We can all agree that steak is delicious, but we can’t all agree on our favourite cut. However, some of us don’t know what one steak cut is from the next. So here we are, presenting a comprehensive guide to steak cuts.
Where does steak come from?
It’ll come as no surprise to learn that man probably started cooking by roasting meat over an open fire. In fact, the word steak derives from an old Norse word, “steikja”, which meant “roasting on a stick.” While we still use forms of sticks commonly known as skewers to roast chunks over an open fire, we no longer cook our steaks on sticks. However, we still use fire, flame, and smoke to impart flavour.
Choosing the Perfect Steak Cut
Steaks come from all animals, but we tend to associate a traditional steak, one served with chips, with cuts of tender meat from a cow. As a general but not always accurate rule, the more expensive the cut, the more tender it will likely be. However, the more work a muscle does, the tougher it becomes. Hence, the lazy fillet muscle is highly prized for its soft texture.
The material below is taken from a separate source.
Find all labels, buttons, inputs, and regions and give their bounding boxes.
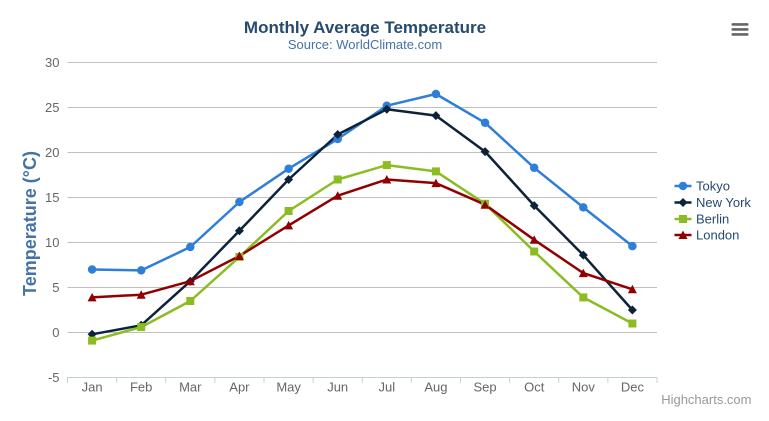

One of the ways people discuss the best cuts of steak is through the amount of marbling running throughout them. Marbling refers to the small white fat globules apparent in the meat. The more of these fat spots seen in the steak, the juicier and tenderer the steak will likely be. This fat melts away during cooking, lubricating the meat while breaking apart the muscle fibres. Wagyu beef is prized because it contains so much marbling that the red meat almost looks encased in white netting.
Rump steaks are cut from the top part of the cow’s hind legs. As you can imagine, these muscles do a lot of work from walking and supporting the weight of the animal’s body. Fortunately, this makes the meat leaner for us, and all that extra work makes the steak much more flavourful than lazier cuts. It’s also one of the cheaper cuts of steaks on the market. As a result, rump steak is one of the most popular steak cuts as it’s flavourful, affordable, and still tender.
Recommended Cooking: Medium Rare
Ribeye steaks are my favourite steak cut. It’s packed with rich flavour and a lot of marbling, making it incredibly tender as this marbling melts away during cooking. Ribeyes are cut from the ribs, hence the rib part of the name. However, the large marbling, or fat lump, known as the eye, makes rib eyes one of the juiciest and flavourful steak cuts.
Recommended Cooking: Medium
Fillet steak is one of the most tenderest of steaks and one of the most prized parts of the cow. It’s cut from the tenderloin, a long muscle along the cow’s back. Tenderloin is a muscle that does very little work throughout the animal’s lifetime, resulting in tender, juicy meat as it has more fat marbling throughout the meat.
Recommended Cooking: Rare to Medium Rare
Sirloin Steaks also come from the back of the cow, but it’s cut before the Rump. Like the Rump, the Sirloin does a lot of work throughout the cow’s lifetime, so it isn’t as tender as lazier steak cuts. However, Sirloin has an intense beefy flavour. While the meat is lean, Sirloin is characterised by the thick layer of fat running along its top edge. This strip of fat helps keep the meat moist as it cooks.
Recommended Cooking Medium Rare to Medium
T-Bone or Porterhouse
These steak cuts are actually two steaks separated by a t-shaped bone. These two steak cuts are the fillet and the Sirloin. This makes these steaks perfect for both flavour and tenderness, as they offer the best of both worlds. The porterhouse has a larger cut of beef fillet. The bone also helps keep the meat juicy and flavourful but may slow down cooking near the bone. It’s easy to overcook and undercook a T-bone steak, making it one of the trickiest steak cuts to cook perfectly.
Recommended Cooking – Medium Rare
Flank, Skirt or Bavette Steak
These cuts aren’t as tender as other steaks as they’re cut from the hard-working abdominal muscles. However, they are packed with meaty flavours and work well when sliced and cooked quickly. They are the traditional steak cut used to make beef fajitas. They should be cooked quickly to prevent the lean meat from drying out.